Caught Up to DirectX 12 in a Single Day
I'm not just talking about the specification. Members of the Khronos Group have also released compatible drivers, SDKs and tools to support them, conformance tests, and a proof-of-concept patch for Croteam's The Talos Principle. To reiterate, this is not a soft launch. The API, and its entire ecosystem, is out and ready for the public on Windows (at least 7+ at launch but a surprise Vista or XP announcement is technically possible) and several distributions of Linux. Google will provide an Android SDK in the near future.

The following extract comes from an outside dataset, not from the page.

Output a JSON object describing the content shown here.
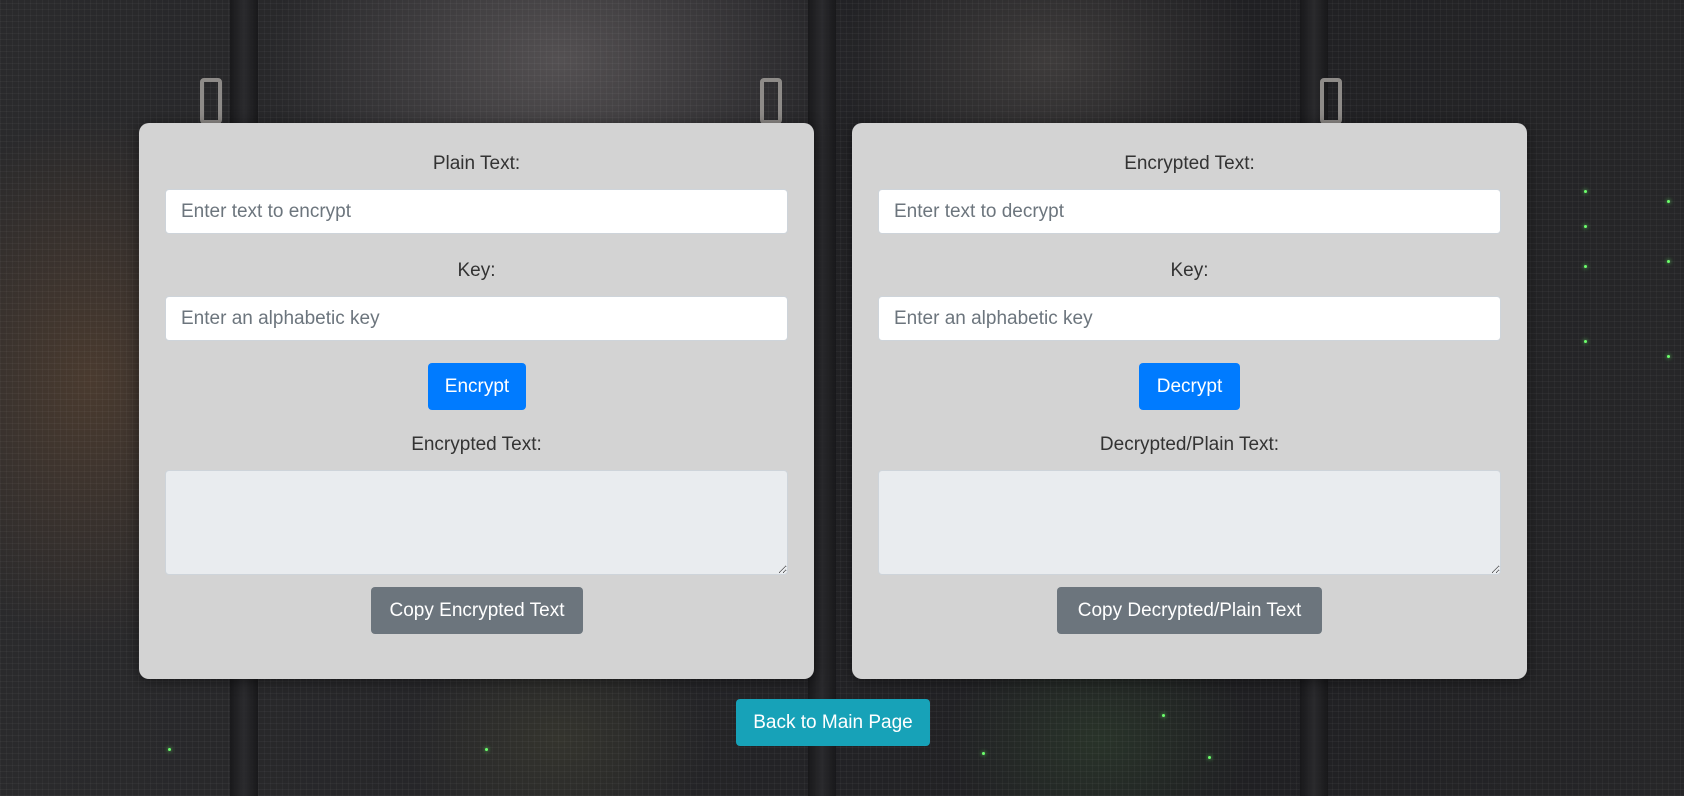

I'm going to editorialize for the next two paragraphs. There was a concern that Vulkan would be too late. The thing is, as of today, Vulkan is now just as mature as DirectX 12. Of course, that could change at a moment's notice; we still don't know how the two APIs are being adopted behind the scenes. A few DirectX 12 titles are planned to launch in a few months, but no full, non-experimental, non-early access game currently exists. Each time I say this, someone links the Wikipedia list of DirectX 12 games. If you look at each entry, though, you'll see that all of them are either: early access, awaiting an unreleased DirectX 12 patch, or using a third-party engine (like Unreal Engine 4) that only list DirectX 12 as an experimental preview. No full, released, non-experimental DirectX 12 game exists today. Besides, if the latter counts, then you'll need to accept The Talos Principle's proof-of-concept patch, too.

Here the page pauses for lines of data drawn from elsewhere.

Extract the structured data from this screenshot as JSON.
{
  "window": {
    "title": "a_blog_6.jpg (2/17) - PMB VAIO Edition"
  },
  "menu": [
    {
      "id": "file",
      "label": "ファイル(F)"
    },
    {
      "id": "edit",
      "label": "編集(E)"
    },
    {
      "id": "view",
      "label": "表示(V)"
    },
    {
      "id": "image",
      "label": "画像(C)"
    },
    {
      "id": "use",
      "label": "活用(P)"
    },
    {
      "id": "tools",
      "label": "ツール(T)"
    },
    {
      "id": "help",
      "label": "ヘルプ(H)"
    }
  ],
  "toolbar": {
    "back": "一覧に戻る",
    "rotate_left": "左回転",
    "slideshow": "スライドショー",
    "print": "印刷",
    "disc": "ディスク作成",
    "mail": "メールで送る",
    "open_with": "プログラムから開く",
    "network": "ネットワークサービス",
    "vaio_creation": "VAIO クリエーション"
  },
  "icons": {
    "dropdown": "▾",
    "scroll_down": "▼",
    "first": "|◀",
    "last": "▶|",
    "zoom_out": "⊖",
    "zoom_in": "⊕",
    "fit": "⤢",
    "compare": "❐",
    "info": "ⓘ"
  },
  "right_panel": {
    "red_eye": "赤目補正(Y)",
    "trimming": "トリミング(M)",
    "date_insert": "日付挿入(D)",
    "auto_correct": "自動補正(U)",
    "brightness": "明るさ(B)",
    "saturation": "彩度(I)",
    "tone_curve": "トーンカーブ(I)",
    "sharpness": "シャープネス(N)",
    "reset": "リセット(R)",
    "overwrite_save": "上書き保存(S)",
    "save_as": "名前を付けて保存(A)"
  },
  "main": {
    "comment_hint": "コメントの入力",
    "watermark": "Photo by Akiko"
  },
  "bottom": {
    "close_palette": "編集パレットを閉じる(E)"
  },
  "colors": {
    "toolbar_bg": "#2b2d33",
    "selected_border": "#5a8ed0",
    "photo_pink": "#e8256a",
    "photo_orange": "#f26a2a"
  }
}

But again, that could change. While today's launch speaks well to the Khronos Group and the API itself, it still needs to be adopted by third party engines, middleware, and software. These partners could, like the Khronos Group before today, be privately supporting Vulkan with the intent to flood out announcements; we won't know until they do... or don't. With the support of popular engines and frameworks, dependent software really just needs to enable it. This has not happened for DirectX 12 yet, and, now, there doesn't seem to be anything keeping it from happening for Vulkan at any moment. With the Game Developers Conference just a month away, we should soon find out.
But back to the announcement.
Vulkan-compatible drivers are launching today across multiple vendors and platforms, but I do not have a complete list. On Windows, I was told to expect drivers from NVIDIA for Windows 7, 8.x, 10 on Kepler and Maxwell GPUs. The standard is compatible with Fermi GPUs, but NVIDIA does not plan on supporting the API for those users due to its low market share. That said, they are paying attention to user feedback and they are not ruling it out, which probably means that they are keeping an open mind in case some piece of software gets popular and depends upon Vulkan. I have not heard from AMD or Intel about Vulkan drivers as of this writing, one way or the other. They could even arrive day one.

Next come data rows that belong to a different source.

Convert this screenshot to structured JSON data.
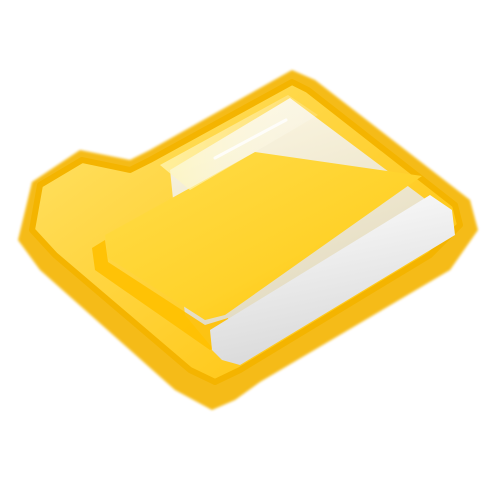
{
  "image": {
    "subject": "folder-icon",
    "background_color": "#ffffff"
  },
  "colors": {
    "outline": "#f4b400",
    "outline_dark": "#e6a100",
    "body_light": "#ffe36b",
    "body_mid": "#ffd22a",
    "body_dark": "#ffc000",
    "paper_light": "#ffffff",
    "paper_shade": "#d9d9d9",
    "glow": "#fff7b8"
  }
}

On Linux, NVIDIA, Intel, and Imagination Technologies have submitted conformant drivers.
Drivers alone do not make a hard launch, though. SDKs and tools have also arrived, including the LunarG SDK for Windows and Linux. LunarG is a company co-founded by Lens Owen, who had a previous graphics software company that was purchased by VMware. LunarG is backed by Valve, who also backed Vulkan in several other ways. The LunarG SDK helps developers validate their code, inspect what the API is doing, and otherwise debug. Even better, it is also open source, which means that the community can rapidly enhance it, even though it's in a releasable state as it is. RenderDoc,
the open-source graphics debugger by Crytek, will also add Vulkan support. ((Update (Feb 16 @ 12:39pm EST): Baldur Karlsson has just emailed me to let me know that it was a personal project at Crytek, not a Crytek project in general, and their GitHub page is much more up-to-date than the linked site.))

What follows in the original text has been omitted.